Chief Economist Perbanas, Dzulfian Syafrian, menjelaskan efek kebijakan ini tidak akan terasa seketika. “Transmisi ke pasar butuh waktu, sehingga dampaknya tidak langsung besar,” jelasnya, Selasa (23/9/2025). Menurut Dzulfian, masyarakat masih menempatkan faktor keamanan, likuiditas, dan kepercayaan terhadap bank sebagai alasan utama menyimpan dana.
Dengan begitu, meskipun tingkat imbal hasil menurun, simpanan di bank tetap dianggap kompetitif karena dijamin LPS dan mudah diakses. Namun, ia tidak menutup kemungkinan adanya pergeseran sebagian dana masyarakat ke instrumen non-bank seperti obligasi maupun pasar modal. “Yang penting, jangan sampai perpindahan dana ini berlangsung masif karena bisa menekan likuiditas perbankan,” ujarnya.

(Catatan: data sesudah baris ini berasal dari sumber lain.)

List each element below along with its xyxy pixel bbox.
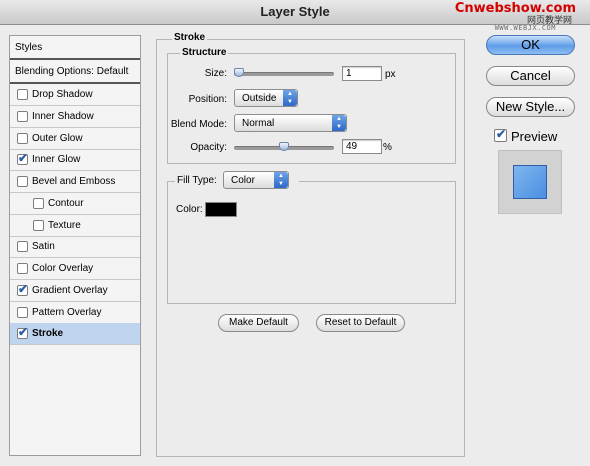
structure-group-title: Structure <box>180 47 229 58</box>
style-item-label: Color Overlay <box>32 263 94 274</box>
stroke-group-title: Stroke <box>172 32 208 43</box>
style-item-outer-glow[interactable]: Outer Glow <box>10 128 140 150</box>
preview-swatch <box>513 165 547 199</box>
style-checkbox[interactable] <box>33 219 44 231</box>
ok-button[interactable]: OK <box>486 35 575 55</box>
opacity-unit: % <box>383 142 392 153</box>
dropdown-arrows-icon: ▲ ▼ <box>283 90 297 106</box>
checkmark-icon: ✔ <box>18 151 29 166</box>
watermark-url: WWW.WEBJX.COM <box>494 24 556 32</box>
blend-mode-label: Blend Mode: <box>170 119 227 130</box>
cancel-button[interactable]: Cancel <box>486 66 575 86</box>
style-checkbox[interactable]: ✔ <box>17 325 29 340</box>
size-label: Size: <box>204 68 227 79</box>
opacity-label: Opacity: <box>190 142 227 153</box>
position-dropdown[interactable]: Outside ▲ ▼ <box>234 89 298 107</box>
checkmark-icon: ✔ <box>496 127 507 141</box>
size-slider-track[interactable] <box>234 72 334 76</box>
style-item-label: Gradient Overlay <box>32 284 108 296</box>
style-checkbox[interactable] <box>17 110 28 122</box>
style-checkbox[interactable] <box>17 176 28 187</box>
dropdown-arrows-icon: ▲ ▼ <box>332 115 346 131</box>
style-item-pattern-overlay[interactable]: Pattern Overlay <box>10 302 140 324</box>
style-item-label: Texture <box>48 219 81 231</box>
style-item-stroke[interactable]: ✔ Stroke <box>10 323 140 346</box>
preview-label: Preview <box>511 129 558 144</box>
fill-group <box>167 181 456 304</box>
preview-checkbox[interactable]: ✔ <box>494 127 507 142</box>
fill-type-dropdown[interactable]: Color ▲ ▼ <box>223 171 289 189</box>
checkmark-icon: ✔ <box>18 325 29 340</box>
style-item-label: Drop Shadow <box>32 89 93 100</box>
size-unit: px <box>385 69 396 80</box>
style-item-label: Contour <box>48 197 84 209</box>
style-item-satin[interactable]: Satin <box>10 236 140 259</box>
style-checkbox[interactable] <box>17 263 28 274</box>
style-item-label: Satin <box>32 241 55 253</box>
style-checkbox[interactable] <box>17 89 28 100</box>
style-item-color-overlay[interactable]: Color Overlay <box>10 258 140 280</box>
style-checkbox[interactable] <box>17 306 28 318</box>
fill-type-label: Fill Type: <box>177 175 217 186</box>
opacity-input[interactable]: 49 <box>342 139 382 154</box>
style-item-inner-glow[interactable]: ✔ Inner Glow <box>10 149 140 172</box>
preview-thumbnail <box>498 150 562 214</box>
styles-list: Styles Blending Options: Default Drop Sh… <box>9 35 141 456</box>
opacity-slider-thumb[interactable] <box>279 142 290 151</box>
size-slider-thumb[interactable] <box>234 68 244 77</box>
styles-header[interactable]: Styles <box>10 36 140 60</box>
style-item-bevel-and-emboss[interactable]: Bevel and Emboss <box>10 171 140 193</box>
new-style-button[interactable]: New Style... <box>486 97 575 117</box>
style-checkbox[interactable] <box>33 197 44 209</box>
style-item-label: Outer Glow <box>32 132 83 144</box>
color-label: Color: <box>176 204 203 215</box>
style-item-label: Inner Glow <box>32 154 81 166</box>
style-item-drop-shadow[interactable]: Drop Shadow <box>10 84 140 106</box>
style-checkbox[interactable] <box>17 132 28 144</box>
style-item-label: Pattern Overlay <box>32 306 102 318</box>
style-checkbox[interactable]: ✔ <box>17 281 29 296</box>
size-input[interactable]: 1 <box>342 66 382 81</box>
style-item-gradient-overlay[interactable]: ✔ Gradient Overlay <box>10 280 140 302</box>
blending-options-item[interactable]: Blending Options: Default <box>10 60 140 84</box>
style-item-contour[interactable]: Contour <box>10 193 140 215</box>
style-item-inner-shadow[interactable]: Inner Shadow <box>10 106 140 128</box>
dropdown-arrows-icon: ▲ ▼ <box>274 172 288 188</box>
style-item-label: Stroke <box>32 328 64 340</box>
position-label: Position: <box>188 94 227 105</box>
style-item-label: Inner Shadow <box>32 110 94 122</box>
reset-to-default-button[interactable]: Reset to Default <box>316 314 405 332</box>
checkmark-icon: ✔ <box>18 281 29 296</box>
color-swatch[interactable] <box>205 202 237 217</box>
style-item-label: Bevel and Emboss <box>32 176 116 187</box>
style-item-texture[interactable]: Texture <box>10 215 140 237</box>
make-default-button[interactable]: Make Default <box>218 314 299 332</box>
style-checkbox[interactable] <box>17 241 28 253</box>
style-checkbox[interactable]: ✔ <box>17 151 29 166</box>
blend-mode-dropdown[interactable]: Normal ▲ ▼ <box>234 114 347 132</box>
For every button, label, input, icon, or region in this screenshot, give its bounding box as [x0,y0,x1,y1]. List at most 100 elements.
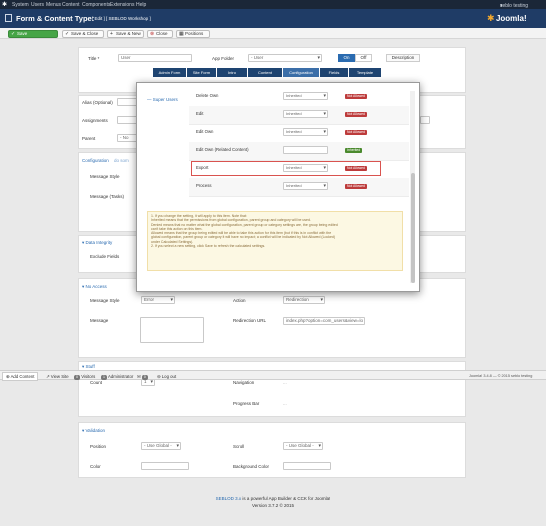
calculated-setting-badge: Not Allowed [345,183,367,189]
description-button[interactable]: Description [386,54,420,62]
calculated-setting-badge: Not Allowed [345,93,367,99]
grid-icon: ▦ [179,30,184,37]
group-tree-label[interactable]: — Super Users [147,97,178,102]
modal-scrollbar-thumb[interactable] [410,173,415,283]
navigation-label: Navigation [233,380,255,385]
footer-version: Version 3.7.2 © 2015 [251,503,295,508]
menu-users[interactable]: Users [31,2,44,8]
no-access-message-textarea[interactable] [140,317,204,343]
permission-setting-select[interactable]: Inherited [283,182,328,190]
validation-title-text: Validation [85,428,105,433]
permission-row: Process Inherited Not Allowed [189,178,409,197]
alias-label: Alias (Optional) [82,100,113,105]
view-site-link[interactable]: ↗ View Site [46,374,69,380]
menu-help[interactable]: Help [136,2,146,8]
permission-setting-select[interactable]: Inherited [283,110,328,118]
menu-components[interactable]: Components [82,2,110,8]
assignments-side-select[interactable] [420,116,430,124]
no-access-message-style-select[interactable]: Error [141,296,175,304]
modal-scrollbar[interactable] [410,91,415,283]
permissions-notes: 1. If you change the setting, it will ap… [147,211,403,271]
view-site-label: View Site [50,373,69,379]
validation-card [78,422,466,478]
background-color-label: Background Color [233,464,270,469]
permission-action-label: Edit [196,111,204,116]
status-bar: ⊕ Add Content ↗ View Site 0 Visitors 1 A… [0,370,546,381]
app-folder-select[interactable]: - User [248,54,322,62]
permission-setting-select[interactable]: Inherited [283,128,328,136]
position-label: Position [90,444,107,449]
save-label: Save [17,30,28,36]
save-close-button[interactable]: ✓ Save & Close [62,29,104,38]
save-new-button[interactable]: + Save & New [107,29,144,38]
assignments-select[interactable] [117,116,137,124]
admins-count: 1 [101,374,107,380]
messages-indicator[interactable]: ✉ 0 [137,374,148,380]
tab-configuration[interactable]: Configuration [283,68,319,77]
footer-seblod-link[interactable]: SEBLOD 3.x [216,496,242,501]
save-button[interactable]: ✓ Save [8,29,58,38]
state-off-button[interactable]: Off [355,54,372,62]
check-icon: ✓ [65,30,70,37]
tab-content[interactable]: Content [248,68,282,77]
menu-extensions[interactable]: Extensions [110,2,134,8]
logout-link[interactable]: ⊖ Log out [157,374,176,380]
navigation-value: ... [283,380,287,385]
scroll-select[interactable]: - Use Global - [283,442,323,450]
color-input[interactable] [141,462,189,470]
highlight-outline [191,161,381,176]
joomla-star-icon: ✱ [487,13,495,23]
no-access-message-label: Message [90,318,109,323]
position-select[interactable]: - Use Global - [141,442,181,450]
tab-fields[interactable]: Fields [320,68,348,77]
permission-action-label: Edit Own [196,129,214,134]
menu-menus[interactable]: Menus [46,2,61,8]
close-button[interactable]: ⊗ Close [147,29,173,38]
data-integrity-title-text: Data Integrity [85,240,113,245]
visitors-indicator: 0 Visitors [74,374,95,380]
permissions-modal: — Super Users Delete Own Inherited Not All… [136,82,420,292]
no-access-title-text: No Access [85,284,107,289]
messages-count: 0 [141,374,148,380]
tab-intro[interactable]: Intro [217,68,247,77]
positions-button[interactable]: ▦ Positions [176,29,210,38]
admin-top-menu: ✱ System Users Menus Content Components … [0,0,546,9]
stuff-title-text: Stuff [85,364,95,369]
permission-action-label: Process [196,183,212,188]
tab-admin-form[interactable]: Admin Form [153,68,186,77]
admins-indicator: 1 Administrator [101,374,133,380]
color-label: Color [90,464,101,469]
visitors-label: Visitors [81,373,96,379]
configuration-title: Configuration [82,158,109,163]
tab-template[interactable]: Template [349,68,381,77]
configuration-link[interactable]: do som [114,158,129,163]
calculated-setting-badge: Inherited [345,147,363,153]
permission-row: Edit Own (Related Content) Inherited [189,142,409,161]
scroll-label: Scroll [233,444,245,449]
action-label: Action [233,298,246,303]
validation-title: ▾ Validation [82,428,105,434]
visitors-count: 0 [74,374,80,380]
redirection-url-input[interactable]: index.php?option=com_users&view=lo [283,317,365,325]
menu-system[interactable]: System [12,2,29,8]
exclude-fields-label: Exclude Fields [90,254,120,259]
title-input[interactable]: User [118,54,192,62]
state-on-button[interactable]: On [338,54,355,62]
title-label: Title * [88,56,100,61]
alias-input[interactable] [117,98,137,106]
permission-setting-select[interactable] [283,146,328,154]
add-content-label: Add Content [10,374,35,379]
tab-site-form[interactable]: Site Form [187,68,216,77]
action-select[interactable]: Redirection [283,296,325,304]
menu-content[interactable]: Content [62,2,80,8]
close-icon: ⊗ [150,30,155,37]
assignments-label: Assignments [82,118,108,123]
parent-select[interactable]: - No [117,134,137,142]
joomla-logo-icon[interactable]: ✱ [2,1,7,8]
joomla-brand-text: Joomla! [495,14,527,23]
permission-setting-select[interactable]: Inherited [283,92,328,100]
message-tasks-label: Message (Tasks) [90,194,125,199]
no-access-message-style-label: Message Style [90,298,120,303]
background-color-input[interactable] [283,462,331,470]
add-content-link[interactable]: ⊕ Add Content [2,372,39,381]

Dzulfian menekankan pentingnya sinkronisasi kebijakan moneter, fiskal, dan pasar keuangan. Menurutnya, kelonggaran likuiditas di bank harus diimbangi dengan percepatan realisasi belanja pemerintah serta pemberian insentif investasi agar sektor perbankan dan pasar modal mampu berkontribusi bersama dalam mempercepat pertumbuhan ekonomi.
Ia juga menyoroti arahan Menteri Keuangan, Purbaya Yudhi Sadewa, yang meminta agar dana pemerintah sebesar Rp200 triliun yang ditempatkan di bank BUMN tidak kembali mengalir ke Surat Berharga Negara (SBN) maupun Sekuritas Rupiah Bank Indonesia (SRBI). Dzulfian menilai hal ini membutuhkan dukungan insentif agar dana benar-benar menggerakkan sektor riil.
“Kalau belanja pemerintah bisa segera dipercepat dengan kualitas terjaga, dana tersebut tidak akan mengendap di BI atau SBN. Dengan begitu, sektor keuangan dan sektor riil dapat berjalan seiring dalam memperkuat perekonomian nasional,” tandasnya.